More power to women
seeking office in N.J.
EDITORIAL, Home News
Tribune Online (thnt.com) March 30, 2007
The impending retirement of 12 state
senators — all but one of them male — presents a long-overdue opportunity for
New Jersey's political establishment and the voters to put more women in the
Statehouse come this fall. May the parties and the electorate answer that
call.
New Jersey's rough treatment of female political candidates in recent decades
has become something of a national embarrassment, especially when compared to
what has happened in other corners of the country, where most states have sped
up their election of women to state and national office. It's time for a
similar movement here.
There was a day when New Jersey was a trendsetter in promoting women to high
elective office. Sadly, that's no longer the case. Consider that in
1927, 15 percent of the state's legislators were women, making New Jersey
something of a leader for women in politics at the time. Today, that ratio
has barely budged, with women occupying a scant 19 out of 120 seats in the state
Legislature, or 16 percent of the total. As a result, New Jersey now ranks
in the bottom 10 states for its number of elected state officeholders who are
women.
New Jersey's record of electing women to Congress is even worse. Not a
single representative or U.S. senator from New Jersey is a woman. The
dearth of women in elected office has not gone unnoticed.

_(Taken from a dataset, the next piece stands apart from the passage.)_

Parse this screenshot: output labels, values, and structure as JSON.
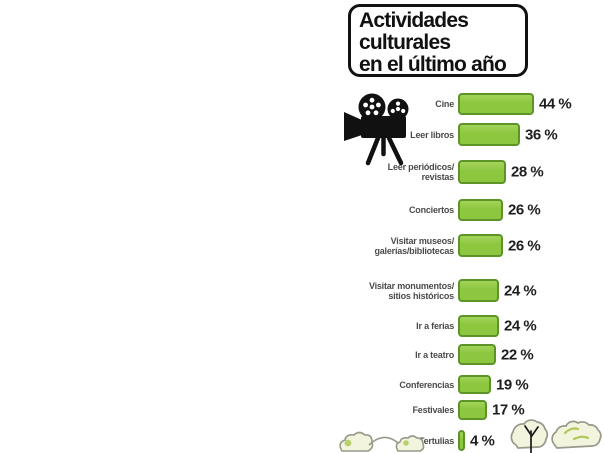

"In New Jersey, we are woefully behind other states where women are more a part
of the process," state Sen. Ellen Karcher, D-Monmouth, said last week.
"It's really disconcerting, and I don't know what accounts for that, except for
women in particular feeling disenfranchised and feeling their votes don't count.
It seems an anomaly that the participation by women in politics is low here,
because the state is otherwise progressive and people are well educated."
Still, it remains an old boys club. And where and when women are given the
chance to run for office, the opportunity more often than not comes in districts
where they are long shots to win. But this year could be different.
Female candidates are already lining up to fill the long list of vacancies that
will be open this fall, and a few of those races should be competitive for the
women, a sign of hope for their gender.
Around these parts, Linda Greenstein, a 14th District assemblywoman who
represents portions of Middlesex and Mercer counties, is mulling a run for her
district's state Senate seat left open by longtime incumbent Peter Inverso, a
Republican who this week announced he won't seek re-election. Seema Singh,
who resigned from her post as New Jersey's ratepayer advocate hours after
Inverso announced he would retire, is also among the Democrats who want to run
for the post.
May other women in other districts around New Jersey join them. And may
more than just a handful be elected come November. New Jersey is nearly a
century behind the times. Now is the moment it caught up for the good of
its women and for the good of the state.